Хоррин представил свою новую ча-ча-ча «La Engañadora» (“Обманщица”) кубинским танцорам в 1949 году. Тогда он играл с оркестром “Америка”.

По словам самого Хоррина, шарканье обуви танцоров о пол напоминал звук “ча-ча-ча”, когда те пытались обыграть новый ритм. Сначала его называли просто “мамбо-румба”, при этом Хоррин совершенно не имел в виду популярную в США румбу 30-х годов. Напротив, он имел в виду именно афро-кубинскую румбу. В 1952 году он сочинил свою последнюю чачу: “Silver Star” (“Серебряная звезда”)[ref]Надо отметить, что “Серебряная звезда” – дансон с частью “nuevo ritmo”, под которую танцевали чачу, и в которой коро поет “Cha cha cha es un baile sin igual”[/ref].

Он продолжал писать новую музыку для оркестра “Америка”, но конфликт с директором Ниноном Мондехаром был уже на грани войны. Мондехар, вокалист оркестра, утверждал, что именно он придумал новый стиль, который быстро становился популярным.

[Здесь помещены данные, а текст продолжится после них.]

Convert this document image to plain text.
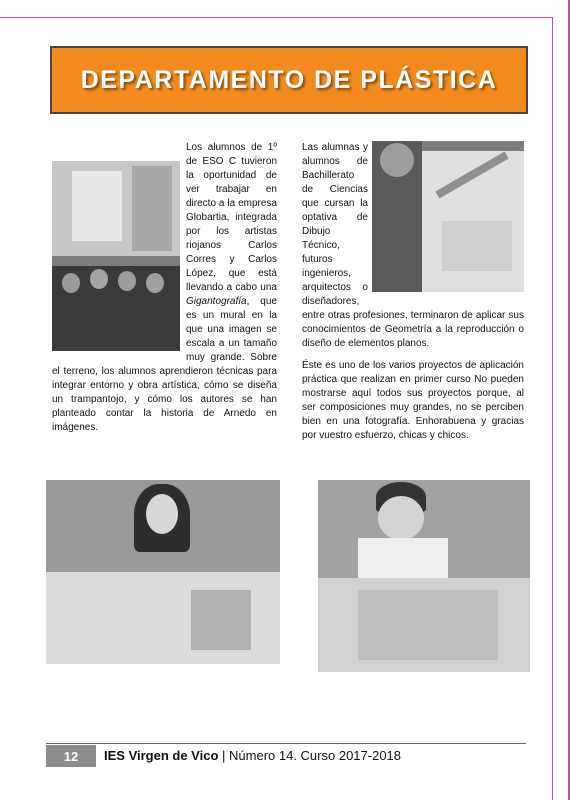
DEPARTAMENTO DE PLÁSTICA

Los alumnos de 1º de ESO C tuvieron la oportunidad de ver trabajar en directo a la empresa Globartia, integrada por los artistas riojanos Carlos Corres y Carlos López, que está llevando a cabo una Gigantografía, que es un mural en la que una imagen se escala a un tamaño muy grande. Sobre el terreno, los alumnos aprendieron técnicas para integrar entorno y obra artística, cómo se diseña un trampantojo, y cómo los autores se han planteado contar la historia de Arnedo en imágenes.

Las alumnas y alumnos de Bachillerato de Ciencias que cursan la optativa de Dibujo Técnico, futuros ingenieros, arquitectos o diseñadores, entre otras profesiones, terminaron de aplicar sus conocimientos de Geometría a la reproducción o diseño de elementos planos.

Éste es uno de los varios proyectos de aplicación práctica que realizan en primer curso No pueden mostrarse aquí todos sus proyectos porque, al ser composiciones muy grandes, no se perciben bien en una fotografía. Enhorabuena y gracias por vuestro esfuerzo, chicas y chicos.

12	IES Virgen de Vico | Número 14. Curso 2017-2018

Новый танец и музыку называли “тройное мамбо” или “мамбо с ритмом гуиро”. К 1952 году новый танец стал более определен.
Кубинский композитор сделал стиль новой ча-ча-ча отчетливее, отбросив интродукцию дансона и добавив два или три голоса, поющих в унисон с коротким вибрато, или вовсе без него. Гуиро и кихада[ref]Примитивный перкуссионный инструмент, челюсть осла или лошади[/ref] стали неотъемлемой частью новой танцевальной музыки.

Танец

Кубинские танцоры быстро адаптировались к медленному темпу. Тито заметил, что из-за темпа под музыку Хоррина приходилось использовать очень маленькие шаги. По сути, это были последовательности небольших скользящих шагов, касающихся пола. Ча-ча-ча танцевалась в размере 4/4, это означало, что в такте было четыре доли. Счет шагов звучал так: “медленно-медленно-быстро-быстро-медленно”, и во время этого шага танцоры поворачивались. Как в мамбо или любом другом кубинском танцевальном жанре, ключевую роль играло клаве. Тито нравилось делать повороты и волны, он замечал, что можно добавлять что-то неожиданное. Кроме этого, в танце было пространство для самого разнообразного футворка.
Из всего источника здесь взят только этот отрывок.